'switch' in C#

Published 15 November 04 06:02 AM

On Eric's blog, a discussion about 'switch' statements in C# & why they require 'break' inspired this post.

One of my favorite principles in the design of C# is that it forces you to be explicit when that removes confusion.  The best example is the way that the language doesn't let you accidentally override a base method.  If you don't explicitly say what you want, the compiler tells you about it.

In this case, the language is forcing you to be explicit again.  Either you're done ("break") or you want to fall through ("goto").  You gotta say which one.


I don't worry too much about the syntax of 'switch' when I code. Instead, I try to have as few 'switch' statements as possible.  

The OO way to do things is to use polymorphism to manage differences between cases, not a big decision statement.  As soon as I find that I'm switching on the same thing twice, it's time to consider polymorphism.  See ReplaceTypeCode*.

And the procedural way is to give each option a name (make them new methods).  If I have a switch where the bodies of the cases get even slightly interesting, the whole switch gets out of control.  So, at the very least, I want to Extract Method on each body.
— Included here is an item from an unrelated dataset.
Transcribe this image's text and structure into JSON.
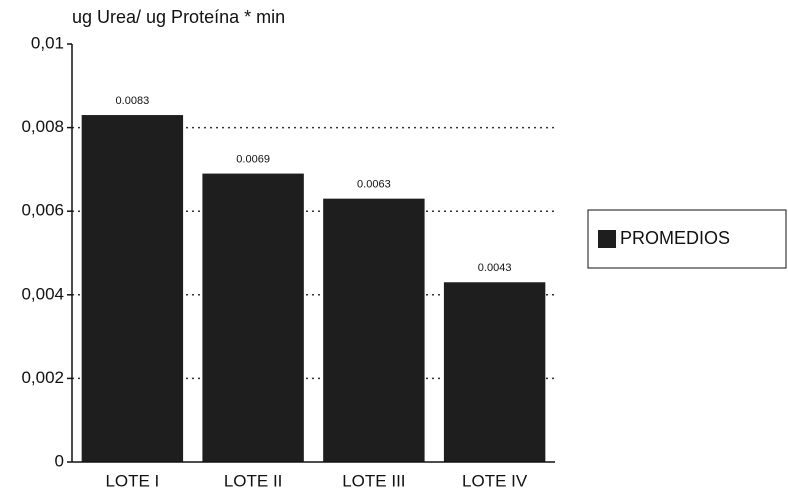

In the ideal, I have relatively few switches with only trivial content.

 

We did something in Whidbey to help switch lovers.  We’ll generate cases from an enum.

1.    Type ‘switch’.

2.    Hit TAB. 
This will expand a code snippet with the skeleton of a switch statement.  The expression to switch on will be highlighted as an entry field.

3.    Supply your favorite enum-typed variable.

4.    ENTER (to commit the expansion)

We spit out a ‘case’ block for each value in the enum.

 

We could have done more.  We could have automatically spit out ‘break;’ as soon as you type case.  I think that would have made people’s concerns about the superfluous ‘break’ in C# go away.  When the editor takes care of it for you, it’s not a big deal.  Maybe next time.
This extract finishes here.